REM 2 (Est de Montréal) - Projet annulé

Je ne sais pas si c’est du bluff (comme j’aimerais que ce le soit pour le 3e lien à Quebec… :smirk:) de la part de la ministre, mais CDPQinfra devra repasser à la planche à dessin. :thinking:

L’expert en planification des transports et chargé de cours à l’Université de Montréal, Pierre Barrieau, n’a pas été tendre envers l’ARTM dans ses commentaires (voir 2 derniers paragraphes…).

Québec assure que le REM de l’Est ira de l’avant malgré tout

Le Devoir | Transports / Urbanisme | 8 février 2022 | Jeanne Corriveau et François Carabin

Québec oppose une fin de non-recevoir à l’Autorité régionale de transport métropolitain (ARTM), qui critique sévèrement le projet de Réseau express métropolitain (REM) de l’Est, à Montréal. Le train électrique verra le jour, a répliqué la ministre Chantal Rouleau mardi.

« Le projet, il va de l’avant, a signifié la ministre responsable de la Métropole dans une mêlée de presse à l’Assemblée nationale. Il n’y a pas de modification dans l’échéancier. »

Dans un avis transmis au gouvernement du Québec la semaine dernière, l’ARTM, un organisme chargé de la planification du transport collectif dans la grande région de Montréal, soutient que le projet affaiblira le réseau actuel de transport collectif, ne permettra pas de gains importants de nouvelles clientèles, en plus de coûter cher aux municipalités.

La note, dont La Presse révélait l’existence mardi, précise que le projet, essentiellement axé sur les déplacements vers le centre-ville, « apporte une réponse partielle aux besoins de déplacements actuels et futurs » en provenance de l’est de Montréal et de la couronne nord-est.

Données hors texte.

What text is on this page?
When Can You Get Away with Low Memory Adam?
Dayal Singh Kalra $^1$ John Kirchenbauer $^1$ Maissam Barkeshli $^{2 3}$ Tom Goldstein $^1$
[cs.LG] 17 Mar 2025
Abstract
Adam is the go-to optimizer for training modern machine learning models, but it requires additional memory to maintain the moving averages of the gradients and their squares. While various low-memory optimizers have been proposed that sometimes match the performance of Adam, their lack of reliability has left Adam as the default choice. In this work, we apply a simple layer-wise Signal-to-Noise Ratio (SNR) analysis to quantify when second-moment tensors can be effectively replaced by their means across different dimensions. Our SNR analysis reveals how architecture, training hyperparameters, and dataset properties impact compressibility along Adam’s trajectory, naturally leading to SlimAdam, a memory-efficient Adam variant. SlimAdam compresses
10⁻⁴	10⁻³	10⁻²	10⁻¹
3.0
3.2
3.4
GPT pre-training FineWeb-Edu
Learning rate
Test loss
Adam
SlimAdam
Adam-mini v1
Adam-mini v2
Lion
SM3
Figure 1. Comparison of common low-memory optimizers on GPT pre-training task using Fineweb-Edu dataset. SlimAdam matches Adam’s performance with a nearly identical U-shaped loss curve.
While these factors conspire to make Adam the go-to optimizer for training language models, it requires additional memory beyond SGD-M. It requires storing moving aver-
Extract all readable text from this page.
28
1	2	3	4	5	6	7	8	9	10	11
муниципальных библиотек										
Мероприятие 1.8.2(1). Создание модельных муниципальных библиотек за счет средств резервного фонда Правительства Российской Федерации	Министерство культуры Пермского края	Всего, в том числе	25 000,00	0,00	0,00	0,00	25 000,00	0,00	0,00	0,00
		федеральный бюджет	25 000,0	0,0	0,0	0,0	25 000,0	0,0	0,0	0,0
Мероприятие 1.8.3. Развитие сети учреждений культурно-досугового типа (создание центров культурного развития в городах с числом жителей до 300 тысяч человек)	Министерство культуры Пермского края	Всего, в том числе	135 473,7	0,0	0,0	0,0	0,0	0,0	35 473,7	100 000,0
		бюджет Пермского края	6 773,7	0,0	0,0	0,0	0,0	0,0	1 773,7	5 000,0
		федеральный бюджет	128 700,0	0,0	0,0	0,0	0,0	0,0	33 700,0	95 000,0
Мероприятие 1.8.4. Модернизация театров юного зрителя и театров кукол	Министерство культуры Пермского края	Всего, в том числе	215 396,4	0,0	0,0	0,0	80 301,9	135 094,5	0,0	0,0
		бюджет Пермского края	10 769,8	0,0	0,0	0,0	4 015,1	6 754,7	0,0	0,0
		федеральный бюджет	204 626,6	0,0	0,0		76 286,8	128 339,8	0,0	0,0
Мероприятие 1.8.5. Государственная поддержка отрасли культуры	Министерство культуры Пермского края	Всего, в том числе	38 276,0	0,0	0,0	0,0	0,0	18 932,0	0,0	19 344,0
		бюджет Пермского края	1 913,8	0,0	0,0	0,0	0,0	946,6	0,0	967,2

À la lumière des données de l’enquête origine-destination de 2013, l’ARTM conclut que seulement 12 % des déplacements dans les secteurs desservis par le REM de l’Est se destinent au centre-ville.

L’Autorité doit « retourner à la planche à dessin », croit Chantal Rouleau, qui affirme que l’avis comporte des « failles ». Elle invite l’organisme à respecter ses fonctions. « Tous les partenaires doivent travailler ensemble. Le rôle de l’ARTM, c’est de s’assurer de la coordination des partenaires. Il faut qu’elle joue son rôle », a-t-elle tonné.

L’élue de l’est de l’île croit toujours en l’utilité du projet pour le développement du secteur. « En ce moment, c’est une heure et trois quarts le matin, une heure et trois quarts le soir en autobus, a-t-elle dit sur un ton impatient. Ça fait des dizaines d’années que c’est comme ça. »

L’appui nécessaire de Plante

Dans l’impasse, le premier ministre François Legault tourne son regard vers la mairesse de Montréal. « Pour moi, la clé, c’est vraiment l’appui de Valérie Plante. On n’ira pas faire un projet si on n’a pas [son] appui. Quant à moi, la balle est dans le camp de Mme Plante. [C’est à elle] de nous présenter un projet qui fait son affaire », a-t-il dit en marge d’un point de presse sur la COVID-19.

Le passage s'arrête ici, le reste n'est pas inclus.